Alright, ambition isn’t a capital offence. Neither is reading Plutarch. It is – as Stewart would no doubt agree – action that defines a man. But it’s unclear exactly what his would be as PM, at least in any meaningful way. So far, his grand policy announcements have amounted to walking lots, listening, talking more about Brexit and a rebooted compulsory National Service, where every 16-year-old in the nation would spend a month gaining invaluable "learning skills", presumably skills like walking, listening and talking more about Brexit.

If it seems baffling that so many in a position to know better have coronated Stewart as the “adult in the contest”, it shouldn’t. Meagre things like policy and coherent ideas are almost worthless in the marketplace of ideas when faced with the really important stuff, such as “character” and sensibility. Stewart is in many ways the ideal candidate for this kind of context; a slightly dotty toff with a neat sideline in earnest self-deprecation. The realities of his politics and their consequences don’t matter here. He’s just a good sort of the amiable familiar kind, without any of the naked immorality of Boris Johnson or the deliberately careless crudeness of Nigel Farage.
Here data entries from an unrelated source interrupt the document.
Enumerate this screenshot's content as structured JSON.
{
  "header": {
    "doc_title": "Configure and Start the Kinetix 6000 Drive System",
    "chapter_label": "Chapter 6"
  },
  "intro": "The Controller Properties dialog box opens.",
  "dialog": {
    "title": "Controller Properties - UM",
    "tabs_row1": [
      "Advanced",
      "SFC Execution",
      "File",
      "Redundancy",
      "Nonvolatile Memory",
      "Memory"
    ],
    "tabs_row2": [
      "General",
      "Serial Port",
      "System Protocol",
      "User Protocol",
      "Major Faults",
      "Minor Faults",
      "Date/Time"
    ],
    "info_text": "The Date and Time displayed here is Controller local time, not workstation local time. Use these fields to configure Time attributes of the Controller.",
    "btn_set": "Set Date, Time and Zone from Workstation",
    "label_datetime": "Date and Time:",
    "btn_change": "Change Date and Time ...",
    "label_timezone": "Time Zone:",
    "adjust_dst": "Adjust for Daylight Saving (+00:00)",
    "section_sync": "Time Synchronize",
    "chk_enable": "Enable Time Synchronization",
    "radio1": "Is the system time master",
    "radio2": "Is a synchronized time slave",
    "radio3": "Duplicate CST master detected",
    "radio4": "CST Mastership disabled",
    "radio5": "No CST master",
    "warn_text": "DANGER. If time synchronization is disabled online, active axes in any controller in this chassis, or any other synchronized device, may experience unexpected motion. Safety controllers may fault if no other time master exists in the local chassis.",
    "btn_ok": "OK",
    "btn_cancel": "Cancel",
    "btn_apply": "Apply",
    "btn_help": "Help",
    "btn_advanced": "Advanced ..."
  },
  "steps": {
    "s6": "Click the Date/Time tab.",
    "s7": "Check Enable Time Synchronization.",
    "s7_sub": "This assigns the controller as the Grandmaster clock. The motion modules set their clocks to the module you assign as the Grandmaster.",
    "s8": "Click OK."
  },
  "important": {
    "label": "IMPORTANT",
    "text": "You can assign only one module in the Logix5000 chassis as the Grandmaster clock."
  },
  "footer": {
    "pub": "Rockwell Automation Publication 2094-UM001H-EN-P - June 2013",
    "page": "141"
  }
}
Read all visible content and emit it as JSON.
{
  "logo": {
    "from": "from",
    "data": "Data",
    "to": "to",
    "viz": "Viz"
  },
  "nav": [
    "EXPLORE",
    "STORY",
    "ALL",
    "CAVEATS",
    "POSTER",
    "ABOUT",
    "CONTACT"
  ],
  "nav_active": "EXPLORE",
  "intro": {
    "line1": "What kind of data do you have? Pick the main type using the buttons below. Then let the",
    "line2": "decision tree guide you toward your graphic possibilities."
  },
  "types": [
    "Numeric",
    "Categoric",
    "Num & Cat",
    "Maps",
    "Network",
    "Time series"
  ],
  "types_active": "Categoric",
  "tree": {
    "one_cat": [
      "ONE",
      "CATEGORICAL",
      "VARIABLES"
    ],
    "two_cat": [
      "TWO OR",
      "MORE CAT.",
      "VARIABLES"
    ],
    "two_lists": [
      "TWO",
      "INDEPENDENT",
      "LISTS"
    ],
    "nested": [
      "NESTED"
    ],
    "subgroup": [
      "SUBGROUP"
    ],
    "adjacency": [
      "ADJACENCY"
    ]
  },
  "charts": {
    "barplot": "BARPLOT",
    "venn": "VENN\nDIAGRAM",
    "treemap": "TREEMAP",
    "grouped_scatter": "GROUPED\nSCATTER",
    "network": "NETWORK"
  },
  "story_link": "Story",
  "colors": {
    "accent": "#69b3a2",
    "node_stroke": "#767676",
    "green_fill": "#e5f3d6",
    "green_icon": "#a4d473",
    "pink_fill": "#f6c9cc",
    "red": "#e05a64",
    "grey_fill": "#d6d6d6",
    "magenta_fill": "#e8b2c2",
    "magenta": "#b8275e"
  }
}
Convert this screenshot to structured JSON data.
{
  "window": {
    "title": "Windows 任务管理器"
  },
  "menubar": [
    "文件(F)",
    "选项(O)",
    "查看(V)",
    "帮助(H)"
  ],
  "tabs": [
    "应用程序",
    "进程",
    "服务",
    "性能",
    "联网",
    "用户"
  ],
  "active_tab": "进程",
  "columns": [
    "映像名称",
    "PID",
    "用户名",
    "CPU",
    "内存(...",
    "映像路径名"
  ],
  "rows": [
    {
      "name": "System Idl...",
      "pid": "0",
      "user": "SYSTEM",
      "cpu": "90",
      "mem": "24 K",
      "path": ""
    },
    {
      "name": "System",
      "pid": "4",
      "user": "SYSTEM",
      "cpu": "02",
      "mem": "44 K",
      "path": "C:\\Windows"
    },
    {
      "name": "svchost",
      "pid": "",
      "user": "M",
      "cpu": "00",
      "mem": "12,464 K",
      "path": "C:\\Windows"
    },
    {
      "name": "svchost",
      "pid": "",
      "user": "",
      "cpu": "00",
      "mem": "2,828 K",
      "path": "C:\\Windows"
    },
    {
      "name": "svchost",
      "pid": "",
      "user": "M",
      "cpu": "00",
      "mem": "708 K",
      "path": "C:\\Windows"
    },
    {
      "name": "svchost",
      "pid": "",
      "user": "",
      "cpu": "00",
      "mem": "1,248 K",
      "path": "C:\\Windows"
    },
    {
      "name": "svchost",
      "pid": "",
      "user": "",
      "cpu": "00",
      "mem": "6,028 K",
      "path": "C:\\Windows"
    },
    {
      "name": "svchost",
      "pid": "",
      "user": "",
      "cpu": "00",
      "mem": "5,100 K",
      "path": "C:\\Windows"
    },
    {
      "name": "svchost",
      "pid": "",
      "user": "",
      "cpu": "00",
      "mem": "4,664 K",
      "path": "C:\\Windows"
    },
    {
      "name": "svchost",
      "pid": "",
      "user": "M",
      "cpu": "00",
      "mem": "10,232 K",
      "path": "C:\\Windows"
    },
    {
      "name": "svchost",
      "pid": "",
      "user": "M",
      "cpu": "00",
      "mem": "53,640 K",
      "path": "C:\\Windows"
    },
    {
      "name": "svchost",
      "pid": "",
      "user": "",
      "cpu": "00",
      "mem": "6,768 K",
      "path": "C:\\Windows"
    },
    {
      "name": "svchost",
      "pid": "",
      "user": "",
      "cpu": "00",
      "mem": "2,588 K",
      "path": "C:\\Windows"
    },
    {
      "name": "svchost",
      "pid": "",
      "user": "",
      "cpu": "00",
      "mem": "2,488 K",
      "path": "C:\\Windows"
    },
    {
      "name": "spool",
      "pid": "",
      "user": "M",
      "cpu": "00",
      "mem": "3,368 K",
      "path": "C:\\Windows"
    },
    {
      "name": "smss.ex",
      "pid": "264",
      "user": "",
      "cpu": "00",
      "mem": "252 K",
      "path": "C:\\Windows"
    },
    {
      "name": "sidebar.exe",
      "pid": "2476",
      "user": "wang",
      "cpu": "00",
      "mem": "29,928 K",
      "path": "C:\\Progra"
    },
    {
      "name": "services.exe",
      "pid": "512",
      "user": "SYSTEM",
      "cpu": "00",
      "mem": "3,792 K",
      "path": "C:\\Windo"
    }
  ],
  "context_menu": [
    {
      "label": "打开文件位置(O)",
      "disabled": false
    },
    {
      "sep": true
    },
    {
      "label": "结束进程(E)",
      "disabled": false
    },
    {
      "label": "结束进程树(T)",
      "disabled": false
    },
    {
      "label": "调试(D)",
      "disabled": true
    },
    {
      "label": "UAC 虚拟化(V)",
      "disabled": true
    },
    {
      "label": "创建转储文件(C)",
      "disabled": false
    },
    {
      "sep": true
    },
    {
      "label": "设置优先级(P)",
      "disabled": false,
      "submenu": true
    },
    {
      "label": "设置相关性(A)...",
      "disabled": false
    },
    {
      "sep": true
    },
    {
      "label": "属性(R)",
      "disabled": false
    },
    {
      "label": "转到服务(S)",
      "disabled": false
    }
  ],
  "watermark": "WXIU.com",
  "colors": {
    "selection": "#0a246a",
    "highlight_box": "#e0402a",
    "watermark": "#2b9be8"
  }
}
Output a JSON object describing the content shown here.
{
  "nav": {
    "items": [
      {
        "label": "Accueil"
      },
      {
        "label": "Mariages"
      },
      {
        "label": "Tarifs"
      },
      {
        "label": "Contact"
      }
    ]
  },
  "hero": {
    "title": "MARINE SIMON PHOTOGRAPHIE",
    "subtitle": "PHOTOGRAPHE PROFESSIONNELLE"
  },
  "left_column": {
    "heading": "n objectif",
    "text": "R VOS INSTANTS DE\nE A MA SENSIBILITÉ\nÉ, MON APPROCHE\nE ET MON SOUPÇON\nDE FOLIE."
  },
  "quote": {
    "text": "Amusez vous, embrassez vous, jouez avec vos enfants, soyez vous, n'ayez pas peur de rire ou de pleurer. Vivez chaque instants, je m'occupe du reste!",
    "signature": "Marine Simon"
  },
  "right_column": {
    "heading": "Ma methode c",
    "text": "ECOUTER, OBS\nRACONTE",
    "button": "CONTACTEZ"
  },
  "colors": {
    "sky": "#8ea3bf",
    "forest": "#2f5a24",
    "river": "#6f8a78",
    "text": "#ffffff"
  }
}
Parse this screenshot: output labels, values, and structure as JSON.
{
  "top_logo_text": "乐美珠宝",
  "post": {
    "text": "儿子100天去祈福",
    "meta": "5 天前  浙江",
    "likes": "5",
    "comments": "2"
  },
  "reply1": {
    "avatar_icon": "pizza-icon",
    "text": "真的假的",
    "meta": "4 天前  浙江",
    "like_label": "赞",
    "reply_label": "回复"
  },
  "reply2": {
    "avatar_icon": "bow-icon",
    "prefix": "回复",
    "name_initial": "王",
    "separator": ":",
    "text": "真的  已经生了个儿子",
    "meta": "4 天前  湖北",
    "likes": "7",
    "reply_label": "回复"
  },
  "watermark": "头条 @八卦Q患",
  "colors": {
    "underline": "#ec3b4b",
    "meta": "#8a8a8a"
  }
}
When it comes right down to it, Rory Stewart is probably one of the least personally objectionable Conservatives in the UK. This is a useful thing to know in the terrible instance that you were to be stuck in a lift with him. But politics, as the pundit class have loved to scream over the years, is not a personality contest. We are living in a relentlessly grim present with the prospect of an immediate future that may well become a kind of hell. In no small part, we are here because of the party in which Rory Stewart has been an unwaveringly loyal cog for the past decade. Being its least worst member shouldn’t qualify him for even faint praise.